Les OGM ont-ils vécu?

© Denis Delbecq
© Denis Delbecq

Les OGM, moyen de réduire l’usage des pesticides? C’est l’un des principaux arguments développés par l’Industrie depuis quinze ans. Et pourtant, une étude conduite pendant dix ans en Chine montre qu’aujourd’hui, les cultivateurs chinois de coton «BT» utilisent deux-tiers de pesticides de plus qu’avant l’adoption de ces semences transgéniques.

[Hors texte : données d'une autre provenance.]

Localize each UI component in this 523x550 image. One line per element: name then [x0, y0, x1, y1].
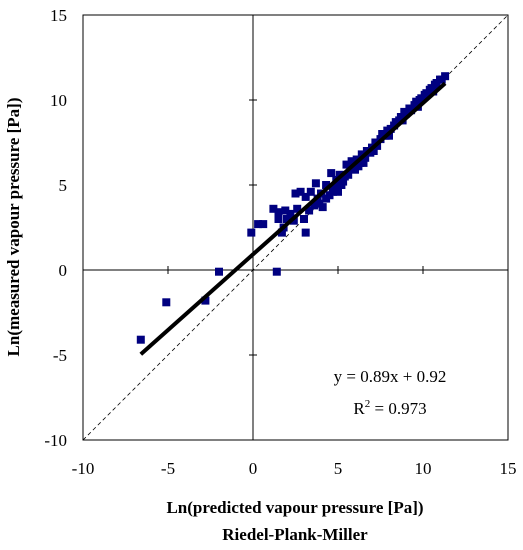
data-point — [347, 157, 356, 166]
x-tick-label: -5 — [161, 459, 175, 478]
data-point — [286, 209, 295, 218]
data-point — [322, 181, 331, 189]
data-point — [136, 335, 145, 344]
data-point — [361, 153, 370, 162]
y-tick-label: 5 — [59, 176, 68, 195]
zero-axes — [83, 15, 508, 440]
data-point — [310, 201, 319, 210]
data-point — [305, 206, 314, 215]
data-point — [272, 267, 281, 276]
equation-annotation: y = 0.89x + 0.92 — [334, 367, 447, 386]
data-point — [301, 228, 310, 237]
data-point — [281, 206, 290, 215]
data-point — [306, 187, 315, 196]
x-axis-title: Ln(predicted vapour pressure [Pa]) — [166, 498, 423, 517]
data-point — [402, 109, 410, 118]
data-point — [277, 228, 286, 237]
fit-line — [139, 81, 447, 356]
data-point — [293, 204, 302, 213]
data-point — [359, 158, 368, 167]
data-point — [247, 228, 256, 237]
data-point — [274, 208, 283, 217]
data-point — [311, 179, 320, 188]
data-point — [259, 220, 268, 229]
y-tick-label: 0 — [59, 261, 68, 280]
data-point — [330, 182, 339, 191]
x-tick-label: 15 — [500, 459, 517, 478]
data-point — [296, 187, 305, 196]
x-tick-label: 5 — [334, 459, 343, 478]
data-point — [283, 215, 291, 223]
data-point — [315, 199, 324, 208]
data-point — [342, 160, 351, 169]
data-point — [328, 187, 337, 196]
data-point — [339, 177, 348, 186]
data-point — [274, 215, 283, 223]
data-point — [162, 298, 171, 307]
data-point — [201, 296, 210, 305]
fit-line-group — [139, 81, 447, 356]
x-tick-labels: -10 -5 0 5 10 15 — [72, 459, 517, 478]
data-point — [269, 204, 278, 213]
data-point — [327, 169, 336, 178]
plot-frame — [82, 14, 509, 441]
plot-area — [82, 14, 509, 441]
data-point — [441, 72, 450, 81]
x-tick-label: 10 — [415, 459, 432, 478]
y-axis-title: Ln(measured vapour pressure [Pa]) — [4, 98, 23, 357]
axis-ticks — [82, 14, 509, 441]
data-point — [291, 189, 300, 198]
data-point — [407, 106, 416, 115]
y-tick-label: 15 — [50, 6, 67, 25]
y-tick-label: -5 — [53, 346, 67, 365]
data-point — [301, 192, 310, 201]
data-point — [369, 147, 378, 155]
data-point — [334, 187, 342, 196]
y-tick-labels: -10 -5 0 5 10 15 — [44, 6, 67, 450]
y-tick-label: 10 — [50, 91, 67, 110]
y-tick-label: -10 — [44, 431, 67, 450]
data-points — [136, 72, 450, 344]
data-point — [215, 267, 223, 276]
data-point — [354, 162, 363, 171]
data-point — [254, 220, 263, 229]
r2-annotation: R2 = 0.973 — [353, 398, 426, 418]
x-tick-label: -10 — [72, 459, 95, 478]
x-axis-subtitle: Riedel-Plank-Miller — [222, 525, 368, 544]
x-tick-label: 0 — [249, 459, 258, 478]
data-point — [344, 170, 353, 179]
data-point — [300, 215, 308, 223]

Le processus est on ne peut plus simple: comme le coton bacillus thuringiensis se débarrasse tout seul du principal ravageur, la noctuelle, les agriculteurs ont tout naturellement diminué l’épandage de pesticides. Et ces bienfaits s’étaient étendus à d’autres cultures autour des champs de coton. Après tout, c’est à ça que sert cet OGM. Mais faute d’insecticide, les punaises en ont profité pour proliférer, au fur-et-à-mesure de l’augmentation de la proportion de champs OGM, dans les régions étudiées. Prolifération à la fois dans les cultures de coton —elles détruisent jusqu’à 50% de la récolte— et dans les autres. Résultat, d’insectes banals, les punaises sont devenues des ravageurs, et les agriculteurs ont ressorti les sulfateuses.

Cela serait-il inéluctable? Les OGM ont-ils modifié la faune et la flore en moins de vingt ans au point de gommer leur bénéfice? C’est aussi ce que laisse penser la situation aux Etats-Unis, pionniers de l’adoption massive des OGM. Là-bas, ce sont les mauvaises herbes qui ont repris du poil de la bête, au point d’inquiéter les spécialistes, racontait le New York Times il y a dix jours. A force d’être aspergées de glyphosate (Roundup), un herbicide associé à des semences OGM de soja ou de maïs «Roundup ready», par exemple, les herbes folles ont développé une résistance. Elles sont devenues des surplantes, à l’image des superbactéries qui se sont adaptées pour résister aux antibiotiques.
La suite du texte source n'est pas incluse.